“Just ask him.” Palmieri started out the door.
“Have you taken care of the pro hac papers?” Because Seeley wasn't a member of the California bar he would have to be admitted, just for this trial, pro hac vice.
“One of the paralegals is taking care of it.”
“Good. If I don't get admitted, you'll be sitting at counsel's table all by yourself.”
For the first time since he met him, Palmieri smiled.
Seeley checked his watch. Vaxtek was in South San Francisco, a half-hour drive from downtown. On his way out, he stopped at Tina's desk. She wasn't there, but had left a message slip for him with Judy Pearsall's address and phone number on it.
Lawyers occupy forty-story office towers to inscribe their presence on the skyline. Scientists stay closer to the ground. Vaxtek's building in South San Francisco was two floors of glass and polished stone, one of dozens of such facades along the commercial boulevard that exited from the freeway. Signs on some of the buildings indicated biotech companies, but others were more mundane-a restaurant-supply firm, a marble-and-granite works, outlet stores for several big retail fashion brands. A temp agency was next door to Vaxtek. For a long stretch of boulevard, the grass was overgrown and clogged with windblown debris, but the lawn in front of Vaxtek's building was neatly trimmed.

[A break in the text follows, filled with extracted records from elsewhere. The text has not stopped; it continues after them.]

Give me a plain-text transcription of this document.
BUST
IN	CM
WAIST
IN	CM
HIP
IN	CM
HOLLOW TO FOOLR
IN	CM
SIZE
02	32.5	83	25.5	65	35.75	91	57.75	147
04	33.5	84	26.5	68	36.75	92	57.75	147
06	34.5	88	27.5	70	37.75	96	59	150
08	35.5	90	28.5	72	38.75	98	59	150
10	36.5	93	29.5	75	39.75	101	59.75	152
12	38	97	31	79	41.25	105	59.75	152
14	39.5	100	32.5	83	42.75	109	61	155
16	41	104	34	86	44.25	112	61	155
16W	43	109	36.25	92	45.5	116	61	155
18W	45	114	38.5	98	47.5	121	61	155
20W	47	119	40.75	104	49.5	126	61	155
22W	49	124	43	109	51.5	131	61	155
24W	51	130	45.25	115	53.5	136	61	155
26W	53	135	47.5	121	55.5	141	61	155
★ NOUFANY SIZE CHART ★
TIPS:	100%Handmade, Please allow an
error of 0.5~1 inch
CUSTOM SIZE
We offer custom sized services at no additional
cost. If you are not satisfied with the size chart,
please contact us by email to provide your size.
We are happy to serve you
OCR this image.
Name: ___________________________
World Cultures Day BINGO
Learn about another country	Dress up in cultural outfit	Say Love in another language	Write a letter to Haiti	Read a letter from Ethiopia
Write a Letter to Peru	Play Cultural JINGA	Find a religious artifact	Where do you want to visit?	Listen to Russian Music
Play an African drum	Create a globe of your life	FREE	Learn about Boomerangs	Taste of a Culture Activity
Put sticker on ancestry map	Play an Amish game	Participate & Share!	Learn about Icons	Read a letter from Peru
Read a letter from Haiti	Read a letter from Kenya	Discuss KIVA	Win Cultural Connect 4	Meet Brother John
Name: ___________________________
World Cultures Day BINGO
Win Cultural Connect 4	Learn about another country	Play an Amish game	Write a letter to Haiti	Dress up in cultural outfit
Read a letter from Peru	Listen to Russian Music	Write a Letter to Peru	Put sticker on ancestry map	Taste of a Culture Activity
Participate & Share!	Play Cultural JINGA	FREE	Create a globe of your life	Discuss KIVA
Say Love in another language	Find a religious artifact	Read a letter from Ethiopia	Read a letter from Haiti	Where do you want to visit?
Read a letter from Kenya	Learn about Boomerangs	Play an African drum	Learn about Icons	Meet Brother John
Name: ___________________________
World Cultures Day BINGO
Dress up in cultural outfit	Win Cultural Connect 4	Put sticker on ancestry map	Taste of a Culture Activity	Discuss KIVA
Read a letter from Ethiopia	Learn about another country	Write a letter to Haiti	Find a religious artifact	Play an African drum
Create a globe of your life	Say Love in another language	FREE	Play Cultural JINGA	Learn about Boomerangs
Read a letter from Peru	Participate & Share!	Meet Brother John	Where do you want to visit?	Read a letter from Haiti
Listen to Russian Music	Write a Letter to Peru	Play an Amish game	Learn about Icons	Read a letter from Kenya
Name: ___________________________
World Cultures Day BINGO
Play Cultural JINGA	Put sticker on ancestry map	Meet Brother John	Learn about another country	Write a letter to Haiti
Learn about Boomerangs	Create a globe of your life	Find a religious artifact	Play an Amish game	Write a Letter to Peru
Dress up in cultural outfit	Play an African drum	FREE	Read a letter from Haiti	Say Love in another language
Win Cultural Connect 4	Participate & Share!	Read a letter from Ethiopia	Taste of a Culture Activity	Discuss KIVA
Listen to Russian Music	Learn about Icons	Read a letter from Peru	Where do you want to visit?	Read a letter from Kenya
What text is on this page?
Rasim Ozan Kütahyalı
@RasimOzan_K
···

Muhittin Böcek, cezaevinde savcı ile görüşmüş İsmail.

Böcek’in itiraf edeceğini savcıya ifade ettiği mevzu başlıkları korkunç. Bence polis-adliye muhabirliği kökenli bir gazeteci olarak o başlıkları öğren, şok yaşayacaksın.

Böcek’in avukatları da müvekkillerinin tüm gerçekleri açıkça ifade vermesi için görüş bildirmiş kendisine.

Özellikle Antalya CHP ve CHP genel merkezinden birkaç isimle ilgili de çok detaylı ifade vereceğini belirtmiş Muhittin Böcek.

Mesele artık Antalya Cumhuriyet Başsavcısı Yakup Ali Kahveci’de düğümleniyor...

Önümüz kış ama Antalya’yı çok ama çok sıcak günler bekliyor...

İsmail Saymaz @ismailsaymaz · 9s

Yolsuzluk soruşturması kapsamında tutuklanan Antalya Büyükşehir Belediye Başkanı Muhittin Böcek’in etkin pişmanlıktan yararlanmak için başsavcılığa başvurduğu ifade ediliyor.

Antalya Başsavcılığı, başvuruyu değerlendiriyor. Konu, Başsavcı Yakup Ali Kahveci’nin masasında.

Low hedgerows separated the parking lot from the street.
Seeley signed in at the security desk and let the receptionist clip a laminated visitor's pass to his lapel. The sparely furnished lobby could have been an airport waiting area with its empty walls and industrial gray carpeting. A slender potted tree guarded two chairs and the carpet gave off a chemical smell as if it had been recently installed. There was no movement in the broad corridor on the other side of the glass double doors leading into the building's interior. After a while, an attractive middle-aged woman in jeans and a turtleneck sweater came through the doors to take Seeley to Leonard's office.